The fun doesn’t last, though. Levinson stuffs this final season with heavy-handed religious themes and metaphors, half-baked ideas about women’s sexuality and power, and a confusing conclusion about good and evil. Where the first three episodes seemed meant to titillate in their debauchery, the rest try futilely to make a statement on the “traditional” hawking of women’s bodies via men (i.e. enterprises like Alamo’s Silver Slipper strip club) versus new age, digital means like OnlyFans in which sex workers have more power. It’s an interesting dichotomy to explore but done so poorly here that it feels more like an excuse for Levinson to throw almost all of Euphoria’s women into some form of sex work for shock value.

There’s a contradictory conception of women as both conniving and helpless. It’s a madonna-whore complex wherein every woman is capable of great evil yet easily bested by the will of men. Levinson seems to think he’s drawing some revelatory conclusion, but the fact that the major players in the climax of our finale are three men, none of which are any of the women who have long been the core of Euphoria, renders it all moot. Zendaya’s Rue herself – who dies in the finale from a fentanyl overdose – is entirely absent from the last 50 minutes of the finale.

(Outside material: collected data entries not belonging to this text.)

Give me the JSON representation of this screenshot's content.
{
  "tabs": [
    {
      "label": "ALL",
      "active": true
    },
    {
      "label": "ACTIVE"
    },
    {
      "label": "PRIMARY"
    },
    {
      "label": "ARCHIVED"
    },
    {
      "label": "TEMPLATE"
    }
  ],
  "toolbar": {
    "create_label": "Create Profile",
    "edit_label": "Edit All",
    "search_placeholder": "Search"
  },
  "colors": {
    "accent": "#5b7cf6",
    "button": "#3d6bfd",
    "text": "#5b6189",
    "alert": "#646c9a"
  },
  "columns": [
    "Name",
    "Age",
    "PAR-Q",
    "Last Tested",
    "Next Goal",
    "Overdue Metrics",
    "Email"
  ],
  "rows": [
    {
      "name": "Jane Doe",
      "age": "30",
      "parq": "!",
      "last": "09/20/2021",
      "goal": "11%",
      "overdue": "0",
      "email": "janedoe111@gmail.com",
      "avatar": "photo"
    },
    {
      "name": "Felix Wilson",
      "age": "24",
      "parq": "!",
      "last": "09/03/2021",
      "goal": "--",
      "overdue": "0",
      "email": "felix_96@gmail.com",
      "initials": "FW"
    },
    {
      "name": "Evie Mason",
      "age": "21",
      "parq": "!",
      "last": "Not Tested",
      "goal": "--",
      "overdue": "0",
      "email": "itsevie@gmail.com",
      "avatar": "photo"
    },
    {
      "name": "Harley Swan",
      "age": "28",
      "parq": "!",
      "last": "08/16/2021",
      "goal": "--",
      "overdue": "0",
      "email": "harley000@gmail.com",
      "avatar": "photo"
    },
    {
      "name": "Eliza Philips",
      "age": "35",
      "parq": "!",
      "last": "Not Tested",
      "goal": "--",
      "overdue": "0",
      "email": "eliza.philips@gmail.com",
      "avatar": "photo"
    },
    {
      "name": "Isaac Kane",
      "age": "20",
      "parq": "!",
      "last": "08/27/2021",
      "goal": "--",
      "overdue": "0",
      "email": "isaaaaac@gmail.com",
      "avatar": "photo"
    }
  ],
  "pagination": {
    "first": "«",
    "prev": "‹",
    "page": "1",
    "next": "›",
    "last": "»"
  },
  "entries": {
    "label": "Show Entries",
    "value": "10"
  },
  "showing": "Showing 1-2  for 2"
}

Euphoria becomes a quasi-parable with surface-level observations about “salvation” made through Rue’s newfound preoccupation with (and, later, Ali’s conversion to) Christianity. The promised land, according to Rue, is a Texas homestead of white, conservative Christians she visits briefly in the first episode.

Euphoria is over, and has little to show for it. Perhaps what we can take from these tumultuous three seasons are the careers it’s launched. Beyond that, Season 3 is more a vanity project than it is a tragic or even heartfelt conclusion to the lives of characters audiences grew to love. We end the series on a prayer, with Ali (now going by Martin) at the head of the table, Rue as a visiting apparition, and a family of characters we barely know. Fitting for a series that’s become an unrecognizable whisper of itself.